Jeux II - Contrepoint rétrograde (par Charles Orlac)
II-Contrepoint rétrograde
Je lis un livre
Tu livres un lit
Je porte un masque
Tu masques une porte
Je bois une coupe
Tu coupes du bois
Je vois mon père
Tu perds ta voix
Je vends des tombes
Tu tombes sous le vent
Je perds le temps
Toi tu tempères
Je compte les secondes
Tu secondes le Comte
J’ai pris le cachet
Dont tu cachais le prix
Je joue la montre
Tu montres la joue
III-Thème et variations
1. Propos sans fin
Promesse tenue d’une messe à minuit, prologue tous les soirs à de noires danses sabbatiques
– Blanche fiction de la nuit
Profane épanoui dans un hôtel de passe, en résidence et pour longtemps
– Noire fiction du jour
Propos à fleur de peau. Au sol, pétales qui détalent. Dans la tête, un dernier coup de pédale.
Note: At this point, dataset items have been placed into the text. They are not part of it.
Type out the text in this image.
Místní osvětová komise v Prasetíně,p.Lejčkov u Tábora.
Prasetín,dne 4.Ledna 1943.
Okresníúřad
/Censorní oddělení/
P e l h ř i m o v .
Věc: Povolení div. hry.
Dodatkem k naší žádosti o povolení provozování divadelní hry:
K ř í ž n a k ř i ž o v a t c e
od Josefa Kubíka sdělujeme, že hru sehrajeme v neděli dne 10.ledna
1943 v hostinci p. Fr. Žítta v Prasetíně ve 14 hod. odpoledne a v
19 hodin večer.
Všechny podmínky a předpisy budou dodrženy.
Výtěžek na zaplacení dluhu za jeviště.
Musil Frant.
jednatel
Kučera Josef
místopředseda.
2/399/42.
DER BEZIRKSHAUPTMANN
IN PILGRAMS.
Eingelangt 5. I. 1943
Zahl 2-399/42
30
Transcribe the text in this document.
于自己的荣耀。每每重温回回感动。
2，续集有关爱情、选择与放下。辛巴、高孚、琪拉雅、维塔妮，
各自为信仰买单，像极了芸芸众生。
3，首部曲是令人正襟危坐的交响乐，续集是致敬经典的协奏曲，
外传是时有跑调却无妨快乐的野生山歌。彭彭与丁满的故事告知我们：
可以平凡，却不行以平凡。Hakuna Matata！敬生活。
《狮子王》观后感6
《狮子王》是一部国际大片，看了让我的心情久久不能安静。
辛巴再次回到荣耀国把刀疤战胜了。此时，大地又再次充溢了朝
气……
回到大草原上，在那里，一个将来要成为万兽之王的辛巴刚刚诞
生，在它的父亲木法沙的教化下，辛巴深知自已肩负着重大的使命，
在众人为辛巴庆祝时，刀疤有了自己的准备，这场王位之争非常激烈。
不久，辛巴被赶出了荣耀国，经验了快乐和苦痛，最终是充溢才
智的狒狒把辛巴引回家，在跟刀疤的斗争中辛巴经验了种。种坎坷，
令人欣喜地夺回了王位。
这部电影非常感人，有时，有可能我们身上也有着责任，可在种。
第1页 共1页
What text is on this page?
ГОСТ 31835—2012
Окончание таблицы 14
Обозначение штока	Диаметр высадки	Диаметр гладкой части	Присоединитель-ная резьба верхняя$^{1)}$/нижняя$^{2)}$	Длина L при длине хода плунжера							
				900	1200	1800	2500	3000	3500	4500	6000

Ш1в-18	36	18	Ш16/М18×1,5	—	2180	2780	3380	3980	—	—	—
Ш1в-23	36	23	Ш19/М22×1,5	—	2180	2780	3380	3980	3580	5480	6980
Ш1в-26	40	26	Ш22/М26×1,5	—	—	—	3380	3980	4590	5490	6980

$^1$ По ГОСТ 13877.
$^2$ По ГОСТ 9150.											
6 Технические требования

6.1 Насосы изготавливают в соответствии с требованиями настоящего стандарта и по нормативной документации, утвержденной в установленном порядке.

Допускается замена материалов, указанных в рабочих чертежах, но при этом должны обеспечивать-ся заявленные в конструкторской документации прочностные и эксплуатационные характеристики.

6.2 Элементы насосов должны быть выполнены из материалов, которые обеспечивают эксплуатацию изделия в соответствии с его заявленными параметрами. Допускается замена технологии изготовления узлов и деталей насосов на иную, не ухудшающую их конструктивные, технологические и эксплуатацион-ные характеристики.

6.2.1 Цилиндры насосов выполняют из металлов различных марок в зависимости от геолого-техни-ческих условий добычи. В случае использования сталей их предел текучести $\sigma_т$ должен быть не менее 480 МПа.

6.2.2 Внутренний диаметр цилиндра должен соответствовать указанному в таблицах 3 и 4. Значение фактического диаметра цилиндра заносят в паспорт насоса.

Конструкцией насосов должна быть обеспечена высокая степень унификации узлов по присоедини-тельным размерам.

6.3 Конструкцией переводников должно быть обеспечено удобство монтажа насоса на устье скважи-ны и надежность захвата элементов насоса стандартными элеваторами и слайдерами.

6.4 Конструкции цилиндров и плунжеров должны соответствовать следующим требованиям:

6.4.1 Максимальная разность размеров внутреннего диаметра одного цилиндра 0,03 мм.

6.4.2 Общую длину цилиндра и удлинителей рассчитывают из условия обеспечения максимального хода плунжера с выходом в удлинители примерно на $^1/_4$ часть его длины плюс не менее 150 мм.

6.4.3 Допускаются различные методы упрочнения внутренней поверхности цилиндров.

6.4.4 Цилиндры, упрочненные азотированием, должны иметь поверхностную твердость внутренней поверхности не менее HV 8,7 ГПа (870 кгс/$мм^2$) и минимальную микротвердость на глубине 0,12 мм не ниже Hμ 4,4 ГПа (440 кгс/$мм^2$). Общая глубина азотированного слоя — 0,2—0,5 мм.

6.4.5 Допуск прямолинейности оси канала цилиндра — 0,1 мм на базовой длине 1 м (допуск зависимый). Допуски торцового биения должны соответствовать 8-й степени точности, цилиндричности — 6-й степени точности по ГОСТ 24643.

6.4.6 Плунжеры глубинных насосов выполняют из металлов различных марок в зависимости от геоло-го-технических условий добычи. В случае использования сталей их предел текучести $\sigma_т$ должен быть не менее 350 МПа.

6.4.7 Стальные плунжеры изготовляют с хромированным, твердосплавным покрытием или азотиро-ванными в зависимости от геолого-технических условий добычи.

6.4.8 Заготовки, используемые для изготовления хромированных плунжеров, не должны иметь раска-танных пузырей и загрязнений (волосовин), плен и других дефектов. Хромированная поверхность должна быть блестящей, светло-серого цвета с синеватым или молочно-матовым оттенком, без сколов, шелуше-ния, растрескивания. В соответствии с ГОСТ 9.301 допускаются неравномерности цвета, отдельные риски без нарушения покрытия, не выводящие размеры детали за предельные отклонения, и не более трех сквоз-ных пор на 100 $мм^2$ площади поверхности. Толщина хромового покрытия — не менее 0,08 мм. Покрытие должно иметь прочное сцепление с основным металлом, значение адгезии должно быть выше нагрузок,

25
– Friction des tours de roues, du vélo entêté de ton crâne
Profusion d’armes nucléaires que la science a permise
– Noire fission de l’atome. Réussie.
Propreté âpre nettoyage et dure procédure
– Éviction des jungles urbaines. Devant la mer, cette fois c’est une autre paire de manches. Une terre en face, une terre ici mais aucune terre d’asile, aucun pays d’accueil.
Prochain et prochaine enchaînés l’un à l’autre en instance de divorce.
Prostituée morte d’un amour assassin
Prolixe en effet ce jeu le devient. La liste est trop longue des mots commençant par la syllabe « pro ».
C’est donc avec à-propos que s’achève ici ce thème et variations
2. Que fait-il ?
Il fait jour
Il fait nuit
Il fait froid
il fait soleil
Mais il ne fait pas neige
Il ne fait pas vent
Non ça ne se dit pas
Pas encore
Mais si l’on peut dire « il fait gris »
Pourquoi,
Ne pourrait-on pas dire « il fait bleu » ?
S’il fait soleil, il peut faire pluie ?
S’il fait jour, il peut faire matin ?
Comme il fait nuit, il pourrait faire soir !
Il fait clair, mais il ne fait jamais lumineux,
Il fait beau, mais jamais triste ou laid !
S’il fait doux le matin il pourrait faire dur le soir !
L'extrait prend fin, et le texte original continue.